We are now in a situation where competitive devaluations are off the table, since there is no fixed exchange rate system. This has opened the floodgates for something far more insidious, quiet and discrete manipulation of the currencies. And there is a sneaking feeling that the US of A is actually the main culprit. The US allegedly want to weaken the dollar in order to redress the huge hole in the trade balance. Doing this is so not kosher.

It is very easy to come to that conclusion when looking at the weakening of the USD since in the past months. Several currencies have appreciated significantly against the USD. I talk about the euro, the ASEAN currencies, the yen. And even the Chinese yuan also increased a bit. For all practical purposes the implicit dollar bloc has gone and the USA appear to be exporting its economic trouble to everybody else.

It always makes good headlines to accuse somebody else of currency manipulation. US lawmakers are specialists in that discipline as they pound the Chinese in order to obtain a significant appreciation of the CHY.

I am sure that everybody in the US economic policy circles welcomes a weaker USD. It was the same in Euroland in the first half of the year. But I am equally sure that the current dollar depreciation is the result of what I described in my previous post. Namely the current situation of the USA being caught in a liquidity trap.

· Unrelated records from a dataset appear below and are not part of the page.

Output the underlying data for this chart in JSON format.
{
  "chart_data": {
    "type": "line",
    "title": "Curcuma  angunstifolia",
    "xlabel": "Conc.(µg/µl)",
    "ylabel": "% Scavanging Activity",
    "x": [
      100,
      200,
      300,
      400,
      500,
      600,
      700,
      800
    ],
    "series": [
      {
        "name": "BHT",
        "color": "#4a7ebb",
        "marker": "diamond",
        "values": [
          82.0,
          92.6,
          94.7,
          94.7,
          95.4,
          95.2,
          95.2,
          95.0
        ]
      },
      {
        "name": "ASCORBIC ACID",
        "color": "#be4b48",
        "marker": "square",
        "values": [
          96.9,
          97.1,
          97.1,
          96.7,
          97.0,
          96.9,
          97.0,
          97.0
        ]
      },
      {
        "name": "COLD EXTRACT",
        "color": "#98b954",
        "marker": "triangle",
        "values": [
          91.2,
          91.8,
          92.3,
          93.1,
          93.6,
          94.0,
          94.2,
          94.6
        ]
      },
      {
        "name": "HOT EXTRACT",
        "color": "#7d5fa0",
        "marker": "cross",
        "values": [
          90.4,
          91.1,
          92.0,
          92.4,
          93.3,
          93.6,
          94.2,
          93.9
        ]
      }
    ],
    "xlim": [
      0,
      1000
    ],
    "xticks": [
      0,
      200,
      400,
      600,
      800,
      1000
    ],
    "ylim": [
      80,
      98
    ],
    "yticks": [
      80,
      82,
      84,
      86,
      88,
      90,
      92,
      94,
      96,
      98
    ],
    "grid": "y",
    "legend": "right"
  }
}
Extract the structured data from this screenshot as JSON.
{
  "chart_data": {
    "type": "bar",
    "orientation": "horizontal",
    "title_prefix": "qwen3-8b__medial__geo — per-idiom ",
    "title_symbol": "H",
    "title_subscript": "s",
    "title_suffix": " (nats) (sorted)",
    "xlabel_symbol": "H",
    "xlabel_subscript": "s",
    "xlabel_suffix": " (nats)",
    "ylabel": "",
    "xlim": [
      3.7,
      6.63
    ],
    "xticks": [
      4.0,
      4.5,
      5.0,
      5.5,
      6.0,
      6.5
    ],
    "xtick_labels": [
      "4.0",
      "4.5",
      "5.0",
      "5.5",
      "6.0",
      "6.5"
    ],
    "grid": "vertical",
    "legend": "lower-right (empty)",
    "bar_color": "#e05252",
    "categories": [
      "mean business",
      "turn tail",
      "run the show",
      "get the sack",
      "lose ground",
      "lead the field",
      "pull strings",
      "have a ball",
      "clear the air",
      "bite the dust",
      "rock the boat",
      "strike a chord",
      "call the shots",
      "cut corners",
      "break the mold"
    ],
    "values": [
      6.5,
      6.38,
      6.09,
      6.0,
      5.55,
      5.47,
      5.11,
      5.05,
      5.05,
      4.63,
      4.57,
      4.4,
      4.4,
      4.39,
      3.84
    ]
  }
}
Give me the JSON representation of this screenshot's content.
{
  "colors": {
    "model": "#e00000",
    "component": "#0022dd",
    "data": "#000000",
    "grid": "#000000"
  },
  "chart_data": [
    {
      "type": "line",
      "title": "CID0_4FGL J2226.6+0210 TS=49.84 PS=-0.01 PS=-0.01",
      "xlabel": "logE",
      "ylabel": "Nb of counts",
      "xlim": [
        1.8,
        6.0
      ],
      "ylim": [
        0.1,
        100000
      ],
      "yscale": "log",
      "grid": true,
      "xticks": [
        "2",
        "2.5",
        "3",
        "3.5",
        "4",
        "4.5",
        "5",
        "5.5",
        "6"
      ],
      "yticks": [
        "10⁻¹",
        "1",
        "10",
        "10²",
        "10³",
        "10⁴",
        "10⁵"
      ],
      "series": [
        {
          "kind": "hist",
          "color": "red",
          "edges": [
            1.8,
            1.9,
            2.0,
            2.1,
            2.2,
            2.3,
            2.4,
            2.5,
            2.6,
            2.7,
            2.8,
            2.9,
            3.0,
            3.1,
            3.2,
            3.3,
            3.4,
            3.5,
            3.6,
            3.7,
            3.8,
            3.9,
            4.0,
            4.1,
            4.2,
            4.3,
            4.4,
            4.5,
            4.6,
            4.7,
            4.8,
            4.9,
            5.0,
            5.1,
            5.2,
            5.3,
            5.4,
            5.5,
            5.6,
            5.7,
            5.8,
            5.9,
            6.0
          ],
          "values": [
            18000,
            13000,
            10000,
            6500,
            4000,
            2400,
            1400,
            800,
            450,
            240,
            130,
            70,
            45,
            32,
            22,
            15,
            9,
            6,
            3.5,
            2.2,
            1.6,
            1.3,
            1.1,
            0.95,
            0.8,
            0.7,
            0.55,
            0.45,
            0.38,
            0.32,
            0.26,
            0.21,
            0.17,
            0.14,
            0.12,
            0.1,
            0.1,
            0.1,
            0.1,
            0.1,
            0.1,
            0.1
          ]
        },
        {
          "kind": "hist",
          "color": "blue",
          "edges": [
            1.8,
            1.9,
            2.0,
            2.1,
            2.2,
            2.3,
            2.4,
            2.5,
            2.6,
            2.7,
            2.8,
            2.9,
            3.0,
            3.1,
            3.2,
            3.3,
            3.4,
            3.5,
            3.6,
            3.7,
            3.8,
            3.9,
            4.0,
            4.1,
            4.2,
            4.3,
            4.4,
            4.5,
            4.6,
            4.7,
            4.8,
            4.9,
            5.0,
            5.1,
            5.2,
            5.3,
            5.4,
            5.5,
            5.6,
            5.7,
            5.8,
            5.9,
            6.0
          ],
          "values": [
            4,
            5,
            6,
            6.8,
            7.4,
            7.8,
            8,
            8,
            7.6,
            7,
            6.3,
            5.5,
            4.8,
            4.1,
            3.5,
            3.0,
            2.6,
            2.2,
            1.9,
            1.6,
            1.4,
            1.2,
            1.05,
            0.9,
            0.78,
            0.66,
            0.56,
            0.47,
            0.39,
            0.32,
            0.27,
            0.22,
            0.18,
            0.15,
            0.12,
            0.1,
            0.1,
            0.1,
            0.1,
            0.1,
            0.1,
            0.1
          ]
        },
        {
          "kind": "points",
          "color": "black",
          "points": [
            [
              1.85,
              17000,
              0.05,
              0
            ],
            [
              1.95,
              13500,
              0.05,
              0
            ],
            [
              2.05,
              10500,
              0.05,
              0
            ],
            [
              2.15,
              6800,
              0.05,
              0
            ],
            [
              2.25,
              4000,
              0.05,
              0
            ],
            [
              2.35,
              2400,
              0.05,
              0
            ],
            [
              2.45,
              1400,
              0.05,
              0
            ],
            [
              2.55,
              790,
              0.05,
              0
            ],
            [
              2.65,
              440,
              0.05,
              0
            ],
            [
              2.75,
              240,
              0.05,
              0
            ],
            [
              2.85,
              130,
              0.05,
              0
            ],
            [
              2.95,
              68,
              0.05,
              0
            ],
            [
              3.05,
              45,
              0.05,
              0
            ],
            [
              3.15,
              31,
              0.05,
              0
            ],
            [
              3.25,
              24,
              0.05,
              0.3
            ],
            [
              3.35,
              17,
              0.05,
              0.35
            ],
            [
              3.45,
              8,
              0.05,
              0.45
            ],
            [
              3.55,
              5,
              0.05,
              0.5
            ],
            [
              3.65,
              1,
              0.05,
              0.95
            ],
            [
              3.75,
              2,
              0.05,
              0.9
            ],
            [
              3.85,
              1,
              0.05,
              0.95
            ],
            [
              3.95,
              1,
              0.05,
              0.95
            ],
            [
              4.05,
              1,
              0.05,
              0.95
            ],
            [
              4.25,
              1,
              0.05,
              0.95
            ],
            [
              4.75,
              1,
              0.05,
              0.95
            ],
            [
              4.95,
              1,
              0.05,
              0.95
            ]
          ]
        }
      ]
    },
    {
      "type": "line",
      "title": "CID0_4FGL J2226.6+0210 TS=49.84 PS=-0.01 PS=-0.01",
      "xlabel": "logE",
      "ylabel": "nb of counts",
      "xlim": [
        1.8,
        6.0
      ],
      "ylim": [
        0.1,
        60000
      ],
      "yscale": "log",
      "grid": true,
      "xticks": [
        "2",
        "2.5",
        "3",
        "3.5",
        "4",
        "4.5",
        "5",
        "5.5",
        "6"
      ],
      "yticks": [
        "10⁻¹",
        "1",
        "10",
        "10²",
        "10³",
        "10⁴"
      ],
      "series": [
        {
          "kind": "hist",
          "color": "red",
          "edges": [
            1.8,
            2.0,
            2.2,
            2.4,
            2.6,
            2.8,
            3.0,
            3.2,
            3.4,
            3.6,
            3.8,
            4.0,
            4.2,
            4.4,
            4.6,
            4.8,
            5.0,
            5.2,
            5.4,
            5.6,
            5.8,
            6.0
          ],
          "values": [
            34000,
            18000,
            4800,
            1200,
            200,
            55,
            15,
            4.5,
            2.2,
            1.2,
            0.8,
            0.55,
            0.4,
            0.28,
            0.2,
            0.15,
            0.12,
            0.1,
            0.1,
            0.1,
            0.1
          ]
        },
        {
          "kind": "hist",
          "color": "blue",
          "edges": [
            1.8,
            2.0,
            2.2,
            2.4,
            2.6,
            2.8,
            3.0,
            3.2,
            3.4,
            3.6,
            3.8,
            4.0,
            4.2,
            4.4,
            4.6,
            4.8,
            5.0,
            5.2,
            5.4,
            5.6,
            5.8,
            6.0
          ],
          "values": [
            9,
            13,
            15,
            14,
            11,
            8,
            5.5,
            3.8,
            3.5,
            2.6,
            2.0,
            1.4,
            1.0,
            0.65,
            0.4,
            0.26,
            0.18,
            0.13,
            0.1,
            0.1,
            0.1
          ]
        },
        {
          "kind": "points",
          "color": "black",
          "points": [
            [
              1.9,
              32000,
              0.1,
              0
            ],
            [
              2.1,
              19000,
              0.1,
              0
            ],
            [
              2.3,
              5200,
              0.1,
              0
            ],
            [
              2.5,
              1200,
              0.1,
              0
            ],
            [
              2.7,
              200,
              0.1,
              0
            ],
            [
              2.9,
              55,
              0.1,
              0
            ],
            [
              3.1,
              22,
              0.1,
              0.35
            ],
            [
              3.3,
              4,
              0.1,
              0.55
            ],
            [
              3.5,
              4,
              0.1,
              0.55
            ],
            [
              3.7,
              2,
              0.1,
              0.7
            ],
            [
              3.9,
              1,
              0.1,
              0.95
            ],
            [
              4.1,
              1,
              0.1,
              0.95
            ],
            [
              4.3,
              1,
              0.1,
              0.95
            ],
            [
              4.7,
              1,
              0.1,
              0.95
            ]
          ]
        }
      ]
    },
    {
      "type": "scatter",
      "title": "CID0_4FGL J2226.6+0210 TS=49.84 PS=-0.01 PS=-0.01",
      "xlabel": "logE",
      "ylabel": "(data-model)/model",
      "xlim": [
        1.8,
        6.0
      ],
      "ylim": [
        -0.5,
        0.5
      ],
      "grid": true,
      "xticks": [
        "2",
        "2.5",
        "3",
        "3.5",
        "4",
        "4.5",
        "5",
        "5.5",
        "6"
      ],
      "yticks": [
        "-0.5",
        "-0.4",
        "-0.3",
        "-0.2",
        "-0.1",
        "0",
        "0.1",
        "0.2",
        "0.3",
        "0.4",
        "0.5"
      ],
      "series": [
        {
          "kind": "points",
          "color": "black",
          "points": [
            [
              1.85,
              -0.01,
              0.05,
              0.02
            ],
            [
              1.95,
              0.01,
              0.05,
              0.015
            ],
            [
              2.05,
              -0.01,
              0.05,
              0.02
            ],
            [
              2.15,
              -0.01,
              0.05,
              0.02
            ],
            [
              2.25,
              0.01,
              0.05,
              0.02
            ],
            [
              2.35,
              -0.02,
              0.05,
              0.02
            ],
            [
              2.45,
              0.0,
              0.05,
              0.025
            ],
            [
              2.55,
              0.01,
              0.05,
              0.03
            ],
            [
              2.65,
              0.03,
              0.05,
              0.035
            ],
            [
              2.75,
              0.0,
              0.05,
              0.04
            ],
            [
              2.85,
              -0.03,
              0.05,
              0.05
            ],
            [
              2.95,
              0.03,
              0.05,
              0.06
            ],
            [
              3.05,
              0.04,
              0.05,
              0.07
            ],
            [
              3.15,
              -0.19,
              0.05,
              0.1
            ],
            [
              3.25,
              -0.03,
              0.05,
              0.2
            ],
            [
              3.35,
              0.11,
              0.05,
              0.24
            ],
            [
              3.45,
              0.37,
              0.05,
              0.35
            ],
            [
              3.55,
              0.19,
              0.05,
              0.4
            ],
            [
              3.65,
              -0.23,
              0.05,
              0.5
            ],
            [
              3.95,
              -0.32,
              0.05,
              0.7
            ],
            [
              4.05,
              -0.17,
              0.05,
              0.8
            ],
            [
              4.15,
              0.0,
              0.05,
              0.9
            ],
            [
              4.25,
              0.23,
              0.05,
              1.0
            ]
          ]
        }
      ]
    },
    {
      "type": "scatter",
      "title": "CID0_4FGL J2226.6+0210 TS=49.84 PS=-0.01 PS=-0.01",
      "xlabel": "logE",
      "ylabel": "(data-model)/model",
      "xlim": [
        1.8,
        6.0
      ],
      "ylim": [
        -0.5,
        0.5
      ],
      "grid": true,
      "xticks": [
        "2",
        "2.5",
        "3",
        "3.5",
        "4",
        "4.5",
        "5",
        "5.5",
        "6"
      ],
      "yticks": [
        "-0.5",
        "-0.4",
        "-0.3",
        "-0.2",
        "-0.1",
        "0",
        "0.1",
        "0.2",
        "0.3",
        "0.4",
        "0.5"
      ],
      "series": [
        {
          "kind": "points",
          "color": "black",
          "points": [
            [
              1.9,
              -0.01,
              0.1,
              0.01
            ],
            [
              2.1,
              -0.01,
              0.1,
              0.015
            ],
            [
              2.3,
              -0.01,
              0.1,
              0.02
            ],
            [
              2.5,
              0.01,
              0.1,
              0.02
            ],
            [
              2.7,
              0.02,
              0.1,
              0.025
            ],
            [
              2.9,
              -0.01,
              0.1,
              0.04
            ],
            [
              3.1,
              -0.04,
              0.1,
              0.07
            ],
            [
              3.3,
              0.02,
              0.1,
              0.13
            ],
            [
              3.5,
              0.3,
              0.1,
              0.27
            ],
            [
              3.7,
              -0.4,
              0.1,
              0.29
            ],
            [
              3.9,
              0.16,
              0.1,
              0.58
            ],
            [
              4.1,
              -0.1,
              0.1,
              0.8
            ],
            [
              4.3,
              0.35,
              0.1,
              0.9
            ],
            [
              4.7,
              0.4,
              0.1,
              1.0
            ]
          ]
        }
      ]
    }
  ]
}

There is a near universal expectation that the Federal Reserve will resume its asset purchasing programme within weeks. Such a program increases reserves in the banking system, but so far it does not lead to an increase in the money stock. Banks do not lend money and consumers and businesses do not borrow. Banks have a tendency to increase deposits at the central banks in that situation. It could however also happen that they help finance investments in securities. In other words, the main consequence is to inflate the value of financial assets.

To the extent that investments are not made exclusively in dollar-denominated assets, this liquidity flow will tend to weaken the dollar and to drive up assets in the “host” countries. In other words, the side effect of the US monetary policy is to drive the dollar down and financial assets upwards, also outside the USA.

Obviously, there is nobody complaining about the asset inflation, since it is supposed to lead to consumers feeling better and increasing demand. Eventually, that is.

But the falling dollar is obviously provoking a lot of politicians in other countries, from China to Brazil. A lot of noise is now audible and it is fully understandable. The weakening dollar makes US exports more competitive. The country that triggered the financial crisis through a disastrous combination of private and public sector deficits, a debt explosion and a terminally weak regulatory regime are now trying to export their way out of the crisis. At least according to the critics. I am sure that US policy makers would prefer to be in a situation where they could indeed push a string – using the monetary policy to get the economy growing faster.

Eventually the US economy will pull out of the liquidity trap, but nobody knows the timing of this. In the meantime the trends in the financial markets will continue, no matter how contradictory they are.

And in the meantime, we can all marvel at the best manipulators in town, the Chinese. Following months of increasing pressure from the Western World, the crawling peg regime from the pre-crisis years was reinstated. Not that CNY has moved a lot against the USD. But the change came virtually at the same moment as the USD began to weaken against the EUR and the JPY. So the net effect has been a weakening of the CNY in trade-weighted terms. Not bad for presumed novices in the noble art of waging a currency war.